(24) The section entitled “Capitalization” on page 59 is amended in its entirety to read as set forth on Exhibit B below.
(25) The section entitled “Dilution” starting on page 60 is amended in its entirety to read as set forth on Exhibit C below.
(26) Amend the fifth paragraph under the heading of “Digital Financial Services” on page 68 to read as follows:
Also in June 2020, we entered into a binding term sheet pursuant to which we expect to acquire 55% of CapBridge Financial Pte. Ltd.’s equity interest. We expect to complete the proposed acquisition in the early part of 2022. The completion of our proposed acquisition of CapBridge is subject to a number of conditions, including negotiation of terms of the transaction, MAS approval, and satisfaction of our closing obligations.
(27) Amend the first paragraph under the heading of on page 69 to read as follows:
The following table sets forth the name change history and licenses held by our company and subsidiaries (the proposed acquisition of CapBridge is subject to negotiation of terms of the transactions, MAS approval, and satisfaction of our closing conditions).
(28) Amend the first paragraph under the heading of “Our Relationship with the Controlling Shareholder and Other Group Companies” on page 73 to read as follows:
AMTD Digital is the core of the AMTD SpiderNet, and hence, we have created a shareholding structure where the interest of all AMTD Group companies’ interests are aligned with those of AMTD Digital, ensuring seamless cooperation between the group companies and that maximum synergies will be achieved. As of the date of this prospectus, AMTD Digital Inc. is effectively 72.2%-owned by our Controlling Shareholder and its subsidiaries in aggregate, with our Controlling Shareholder owning 29.4%, AMTD International owning 10.4%, AMTD Education Group, or AMTD Education, owning 16.2%, and AMTD Assets owning 16.2% of our equity interests.
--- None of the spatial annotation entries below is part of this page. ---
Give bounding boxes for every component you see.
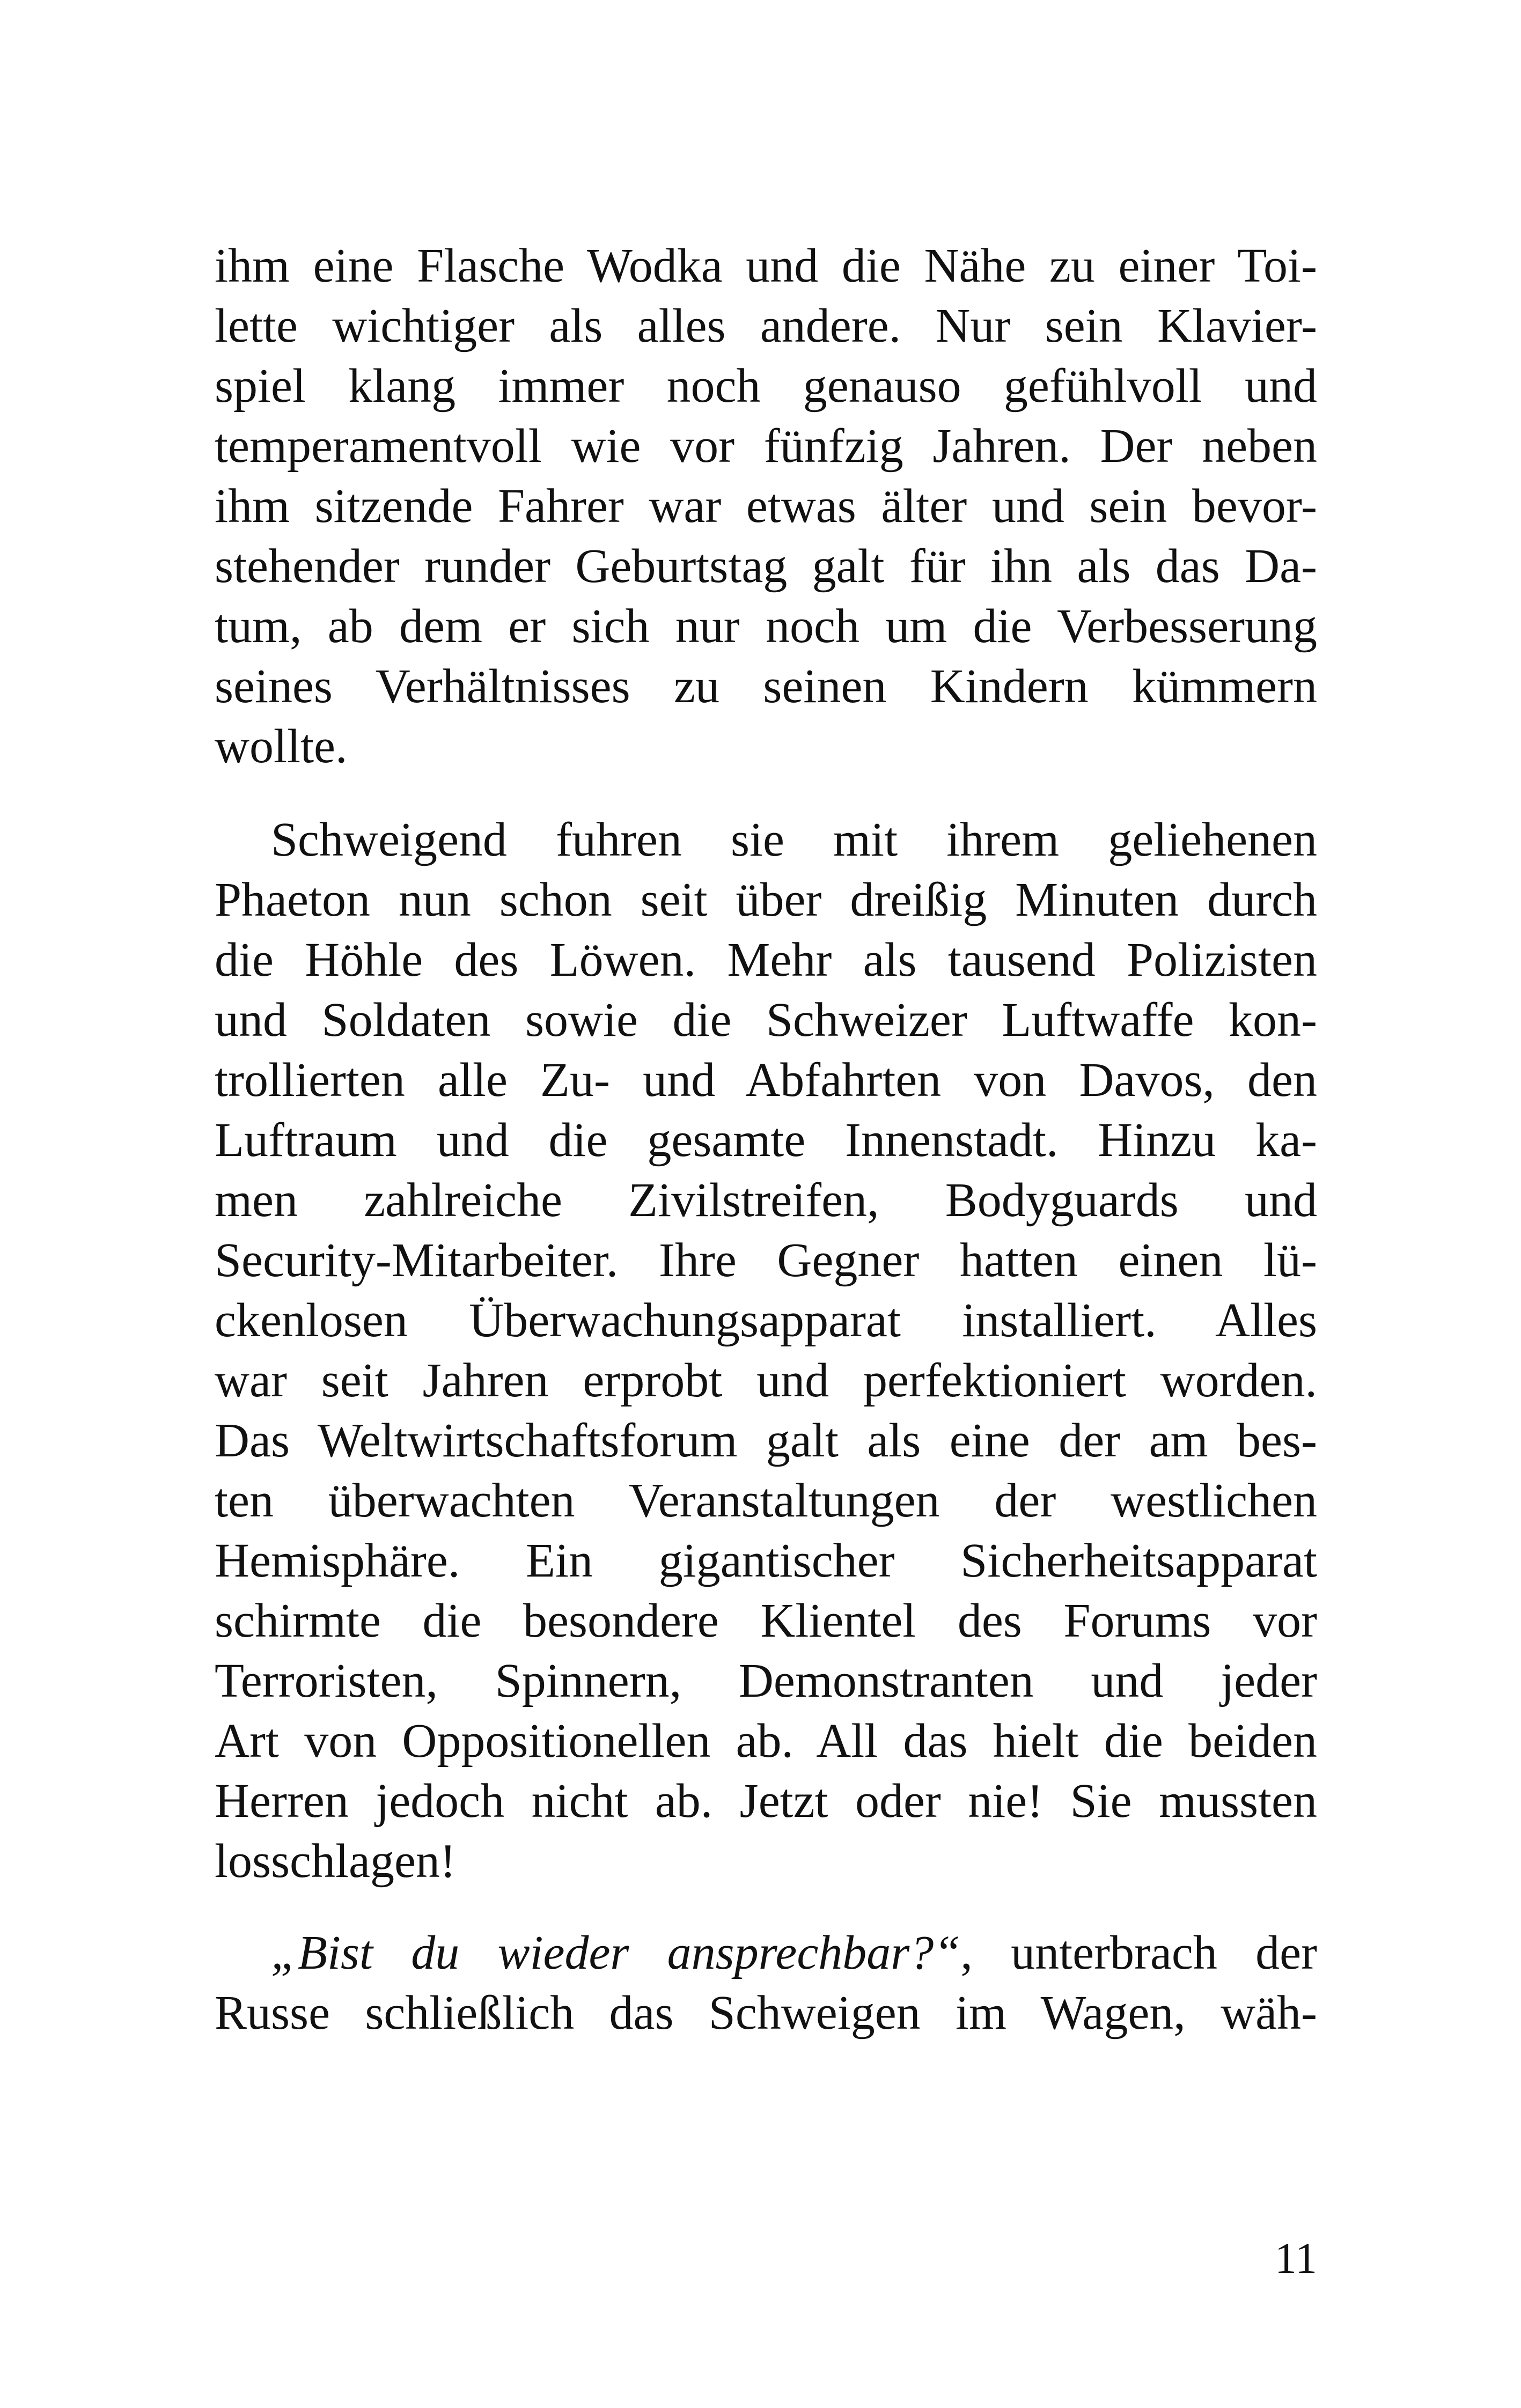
paragraph-2 (215, 810, 1317, 1891)
text-line: ten überwachten Veranstaltungen der westlichen (215, 1474, 1317, 1527)
text-line: tum, ab dem er sich nur noch um die Verbesserung (215, 600, 1317, 653)
text-line: men zahlreiche Zivilstreifen, Bodyguards und (215, 1174, 1317, 1227)
text-line: Das Weltwirtschaftsforum galt als eine der am bes- (215, 1414, 1317, 1467)
text-line: die Höhle des Löwen. Mehr als tausend Polizisten (215, 933, 1317, 986)
text-line: Herren jedoch nicht ab. Jetzt oder nie! Sie mussten (215, 1774, 1317, 1828)
text-line: Terroristen, Spinnern, Demonstranten und jeder (215, 1654, 1317, 1707)
text-line: ihm sitzende Fahrer war etwas älter und sein bevor- (215, 480, 1317, 533)
text-line: losschlagen! (215, 1835, 456, 1888)
text-line: Schweigend fuhren sie mit ihrem geliehenen (271, 813, 1317, 866)
text-line: und Soldaten sowie die Schweizer Luftwaffe kon- (215, 993, 1317, 1047)
text-line: ckenlosen Überwachungsapparat installiert. Alles (215, 1294, 1317, 1347)
text-line: spiel klang immer noch genauso gefühlvoll und (215, 359, 1317, 413)
text-line: Security-Mitarbeiter. Ihre Gegner hatten einen lü- (215, 1234, 1317, 1287)
text-line: wollte. (215, 720, 348, 773)
text-line: lette wichtiger als alles andere. Nur sein Klavier- (215, 299, 1317, 352)
text-line: Phaeton nun schon seit über dreißig Minuten durch (215, 873, 1317, 926)
text-line: stehender runder Geburtstag galt für ihn als das Da- (215, 540, 1317, 593)
text-line: trollierten alle Zu- und Abfahrten von Davos, den (215, 1054, 1317, 1107)
text-line: Russe schließlich das Schweigen im Wagen, wäh- (215, 1986, 1317, 2039)
text-line: schirmte die besondere Klientel des Forums vor (215, 1594, 1317, 1647)
page-number: 11 (1275, 2234, 1317, 2282)
text-line (215, 1923, 1317, 1983)
text-fragment: , unterbrach der (960, 1926, 1317, 1979)
text-line: Luftraum und die gesamte Innenstadt. Hinzu ka- (215, 1114, 1317, 1167)
text-line: ihm eine Flasche Wodka und die Nähe zu einer Toi- (215, 239, 1317, 292)
paragraph-3 (215, 1923, 1317, 2043)
text-line: seines Verhältnisses zu seinen Kindern kümmern (215, 660, 1317, 713)
text-line: temperamentvoll wie vor fünfzig Jahren. Der neben (215, 419, 1317, 473)
text-line: Art von Oppositionellen ab. All das hielt die beiden (215, 1714, 1317, 1768)
quoted-speech: „Bist du wieder ansprechbar?“ (271, 1926, 961, 1979)
text-line: war seit Jahren erprobt und perfektioniert worden. (215, 1354, 1317, 1407)
text-line: Hemisphäre. Ein gigantischer Sicherheitsapparat (215, 1534, 1317, 1587)
paragraph-1 (215, 236, 1317, 777)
(29) Amend the first paragraph under the heading of “Our ability to expand into new markets and offer new products and services” on page 80 to read as follows:
Digital financial services business is a highly regulated industry, and digital financial licenses are generally regulated separately across different product types and different regions. In order to provide one-stop crossregional digital financial services that meet the evolving needs of clients, it is important for us to obtain licenses from multiple regulatory regimes. We expanded our digital financial services operations in 2020 with the acquisition of PolicyPal, and plan to continue to expand through the proposed acquisition of CapBridge (currently subject to negotiation of terms of the transaction, as well as MAS approval), and the proposed establishment of Singa Bank and Applaud (currently subject to MAS approval). In the future, we may consider to apply for banking licenses in other ASEAN countries such as Malaysia, Vietnam, and Indonesia, as regulations allow, and may also consider to obtain financial licenses in other areas, such as digital insurance, digital assets exchange, and digital payment. If we are unable to expand into new markets, our future results of operations could be affected.
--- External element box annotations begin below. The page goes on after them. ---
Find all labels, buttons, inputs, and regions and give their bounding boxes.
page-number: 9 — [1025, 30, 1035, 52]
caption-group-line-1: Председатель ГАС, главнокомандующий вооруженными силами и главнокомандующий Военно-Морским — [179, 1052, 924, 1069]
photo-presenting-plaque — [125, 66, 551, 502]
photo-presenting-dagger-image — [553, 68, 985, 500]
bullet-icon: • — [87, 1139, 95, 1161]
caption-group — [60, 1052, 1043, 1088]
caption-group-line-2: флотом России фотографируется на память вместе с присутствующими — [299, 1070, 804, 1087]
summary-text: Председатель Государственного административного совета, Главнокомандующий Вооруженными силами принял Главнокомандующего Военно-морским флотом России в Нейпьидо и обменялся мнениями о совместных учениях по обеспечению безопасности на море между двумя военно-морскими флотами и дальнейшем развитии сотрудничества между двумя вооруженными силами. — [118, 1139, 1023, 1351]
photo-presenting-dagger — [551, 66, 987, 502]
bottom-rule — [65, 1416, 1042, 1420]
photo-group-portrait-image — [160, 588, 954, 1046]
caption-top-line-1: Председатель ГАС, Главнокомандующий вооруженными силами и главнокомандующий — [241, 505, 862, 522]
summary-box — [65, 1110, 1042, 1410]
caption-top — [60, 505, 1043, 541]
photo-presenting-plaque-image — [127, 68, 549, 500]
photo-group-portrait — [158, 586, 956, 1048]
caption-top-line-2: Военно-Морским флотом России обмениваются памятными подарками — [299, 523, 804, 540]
(30) Amend the last sentence under the heading of “Our future capabilities to provide insightful information to support our clients’ strategic decisions” on page 80 to read as follows:
Our SpiderNet ecosystem solutions income increased from HK$5.9 million for the fiscal year ended April 30, 2019 to HK$157.7 million for the fiscal year ended April 30, 2020, and to HK$184.1 million (US$23.7 million) for the fiscal year ended April 30, 2021.
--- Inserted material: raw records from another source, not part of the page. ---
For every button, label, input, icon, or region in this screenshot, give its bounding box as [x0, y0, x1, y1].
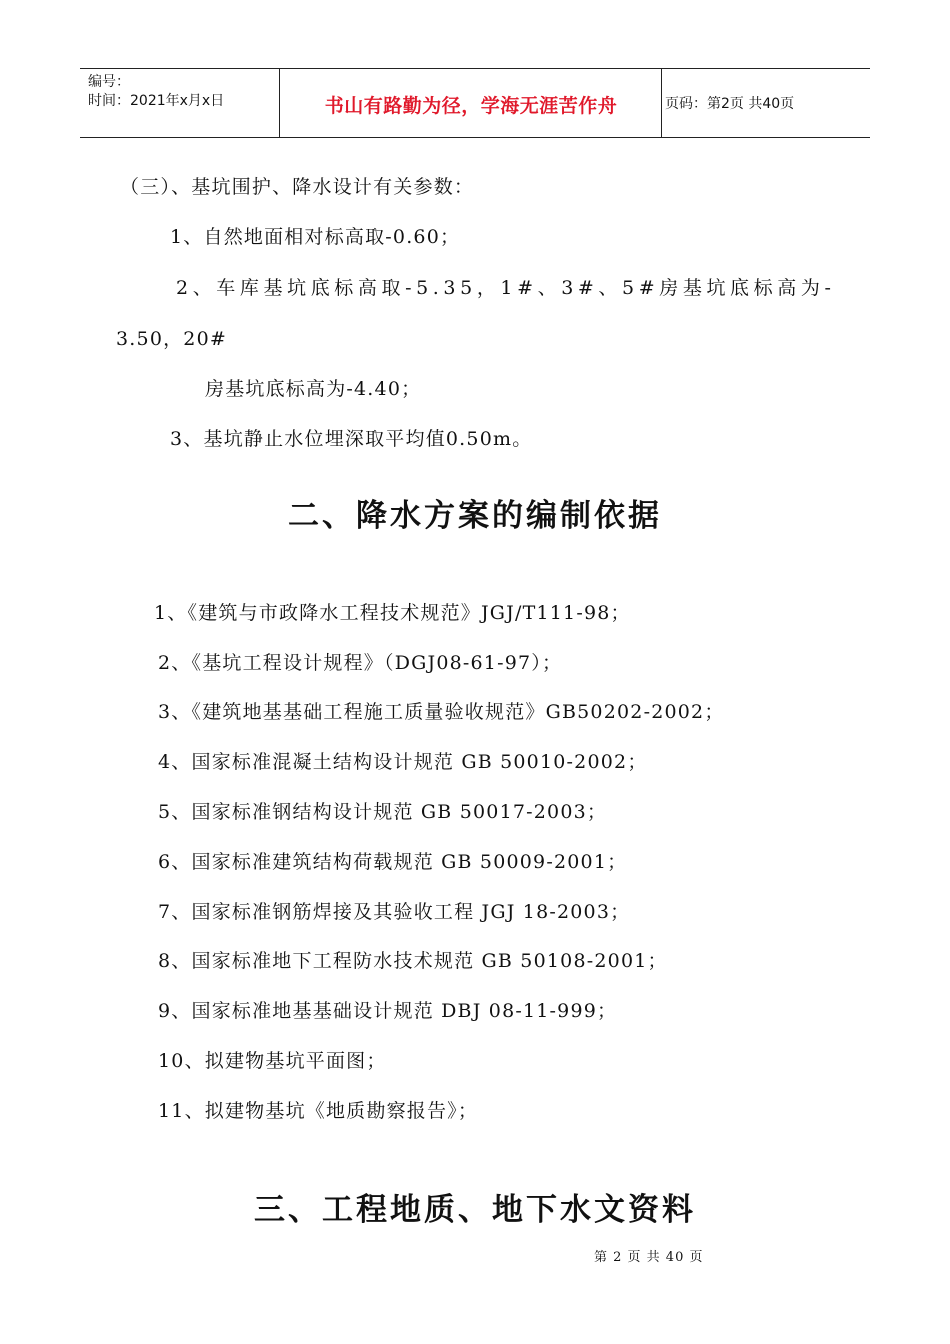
basis-item: 7、国家标准钢筋焊接及其验收工程 JGJ 18-2003； [158, 901, 631, 923]
basis-item: 11、拟建物基坑《地质勘察报告》； [158, 1100, 479, 1122]
basis-item: 4、国家标准混凝土结构设计规范 GB 50010-2002； [158, 751, 648, 773]
header-meta [88, 73, 224, 111]
basis-item: 3、《建筑地基基础工程施工质量验收规范》GB50202-2002； [158, 701, 725, 723]
document-date: 时间：2021年x月x日 [88, 93, 225, 109]
basis-item: 5、国家标准钢结构设计规范 GB 50017-2003； [158, 801, 608, 823]
document-number: 编号： [88, 74, 130, 90]
basis-item: 2、《基坑工程设计规程》（DGJ08-61-97）； [158, 652, 563, 674]
basis-item: 6、国家标准建筑结构荷载规范 GB 50009-2001； [158, 851, 628, 873]
param-item-continued: 房基坑底标高为-4.40； [205, 378, 422, 400]
section-heading: 二、降水方案的编制依据 [288, 498, 662, 534]
param-item-continued: 3.50，20# [116, 328, 228, 350]
section-title: （三）、基坑围护、降水设计有关参数： [120, 176, 475, 198]
basis-item: 8、国家标准地下工程防水技术规范 GB 50108-2001； [158, 950, 668, 972]
basis-item: 9、国家标准地基基础设计规范 DBJ 08-11-999； [158, 1000, 618, 1022]
header-motto: 书山有路勤为径，学海无涯苦作舟 [324, 95, 618, 117]
basis-item: 10、拟建物基坑平面图； [158, 1050, 387, 1072]
param-item: 3、基坑静止水位埋深取平均值0.50m。 [170, 428, 533, 450]
page-header [80, 68, 870, 138]
header-page-number: 页码：第2页 共40页 [665, 96, 795, 112]
page-footer: 第 2 页 共 40 页 [594, 1250, 704, 1265]
basis-item: 1、《建筑与市政降水工程技术规范》JGJ/T111-98； [154, 602, 631, 624]
section-heading: 三、工程地质、地下水文资料 [254, 1192, 696, 1228]
param-item: 1、自然地面相对标高取-0.60； [170, 226, 461, 248]
param-item: 2、车库基坑底标高取-5.35，1#、3#、5#房基坑底标高为- [176, 277, 836, 299]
(31) Amend the disclosures under the heading of “Our ability to attract, retain, and motivate talents” on page 81 to read as follows:
It is essential for us to attract, retain, and motivate talent because our businesses are human capital intensive. We believe that it is necessary and customary to invest in talents, arguably our most important assets, with attractive compensation packages, as we compete to attract, retain, and motivate qualified employees. Key members of our management are also shareholders of our company, ensuring that interests and incentives are aligned with our performance. Our staff costs for the fiscal years ended April 30, 2019, 2020, and 2021 were HK$9.2 million, HK$15.2 million, and HK$48.0 million (US$6.2 million), respectively, representing 63.0%, 9.1%, and 24.5% of our total revenue for the corresponding periods. Our staff costs have historically been comprised of cash-based and share-based compensation and benefits. Nevertheless, highly incentivized professionals and other talents could potentially enable us to achieve great business prospects and results of operations.